Recently, Harriet Goode donated a painting to be auctioned off as part of a silent auction at her artist talk on the Hospice & Community Care campus. Harriet not only shared her work but her hospice story as part of the event.

“Hospice entered my life in the early 1980s, the day Dr. Rion Rutledge called me and said, “Sister, your Mother is not doing well, but I have a suggestion that might be helpful.” I knew Mother was not doing well. As Rion’s patient, she was diagnosed with throat cancer about two years prior. She had surgery and radiation, and after a few months, she declared, “If I’d known I’d be left with this, I would not have chosen surgery,” shared Harriet.
“But in the early ‘80s, people didn’t feel like they had the choice to declare NO SURGERY. People of that generation didn’t question their doctors. They simply followed orders. And there were no alternatives, no palliative or hospice care in this area,” said Harriet. “The day Rion called, he told me Dr. Luke Lentz had determined there was a need for hospice care in Rock Hill, and he was initiating that effort. Rion asked my permission to bring Dr. Lentz into Mother’s care, which I accepted with gratitude and open arms. Luke met with Mother and me one afternoon at Mom’s house on Sumter Avenue, and explained that he’d hired a hospice-trained nurse and rented an office on Saluda Street, and although he was not officially ready to provide in-home hospice care, he agreed to have my mother as his first patient.”

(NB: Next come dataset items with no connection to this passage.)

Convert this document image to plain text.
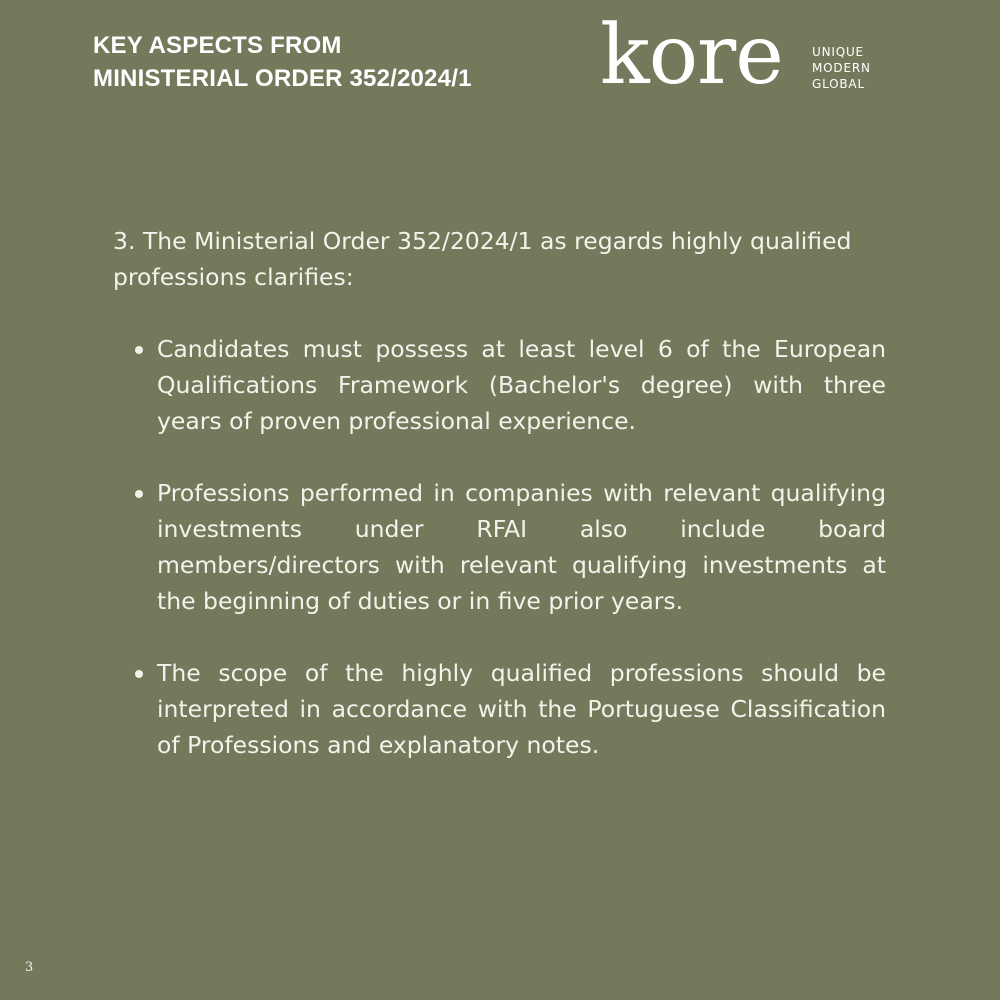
KEY ASPECTS FROM
MINISTERIAL ORDER 352/2024/1	kore UNIQUE
MODERN
GLOBAL

3. The Ministerial Order 352/2024/1 as regards highly qualified professions clarifies:

Candidates must possess at least level 6 of the European Qualifications Framework (Bachelor's degree) with three years of proven professional experience.
Professions performed in companies with relevant qualifying investments under RFAI also include board members/directors with relevant qualifying investments at the beginning of duties or in five prior years.
The scope of the highly qualified professions should be interpreted in accordance with the Portuguese Classification of Professions and explanatory notes.
3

“The nurse visited almost every day. Luke visited a couple of times a week, usually at the end of the day, when he and Mother would enjoy a sip of bourbon and regale each other with jokes. In 1984 my mother died “in the arms of Morpheus,” so to speak. Luke made certain she was equipped with good drugs to keep her comfortable, pain-free. We were all so deeply grateful for his and Rion Rutledge’s care.”
“Years lapsed, and in-home hospice care grew in this area. About 12 years ago, we learned of the intention to establish a residential facility in Rock Hill, and after firm plans were made, Jane Armstrong called me and said The Wayne Patrick Hospice House would have an art gallery that would be named in Mother’s memory. It pleased me and my siblings, Genie, Betsy, Sophie, and Steve, that Harriet Moore Marshall would have this unique memorial,” shared Harriet. “I assisted in creating a collection for the art gallery at Patrick House. Several years later, Steve McCrae Jr. led the effort to have art donated for each patient room, in memory of his parents, Steve and Miriam McCrae. Most of these paintings were donated by Big Steve’s art buddies.”
“Many patients’ family members who spent time at Patrick House have commented to me that the art was deeply meaningful to them and their resident patients. Looking at art can give one pause for thought and meditation. We know art education isn’t necessary in order to reap the benefits from gazing at a painting. One can find peace……just in the looking. One can evoke beautiful memories……just in the looking. The paintings in the Patrick House gallery (and a few of them are assembled here) were chosen specifically for their content, which we believed would be appropriate for those passing through these halls.”
“Art is not a luxury,” explained Harriet. “Art is one of life’s necessities. Visual and performing……life is immeasurably enriched with art. Now, I am happy to announce Hospice & Community Care will soon have a path to bring another level of art for support groups, patients, and families, who will benefit from visiting musicians, poets, and painters.”
“And did you know there is space here for your club meetings? My chair yoga class is held on Wednesdays in the children’s studio. There are spaces here to accommodate almost any kind of activity. Call to find out if a space can fit your needs.”
“As an aside, I’ll tell you that interest in and devotion to hospice care runs deep in our family,” Harriet confided. “Our daughter, Mary Marshall Hentz, is a Hospice nurse in Mt Pleasant, and there is an art gallery there. She has told me she gets beautiful letters of appreciation from her patients’ families. She was offered a management position, which she declined because her love and greatest joy belongs to caring for patients at their bedsides. Our daughter Harriet Karro has a flower ministry in Nashville. She and volunteers accept flowers from weddings and other occasions, which are rearranged and delivered to patients in hospice care. She also served on the board of Hospice in Nashville, and was chairman the last year of her term.”
“I want you to know how meaningful Hospice and Community Care is to families in this area, and I believe every family member has found a level of peace and serenity through the art, which is dispersed throughout Patrick House. I’m grateful for the opportunity to have played a small role in creating the Harriet Moore Marshall Gallery.”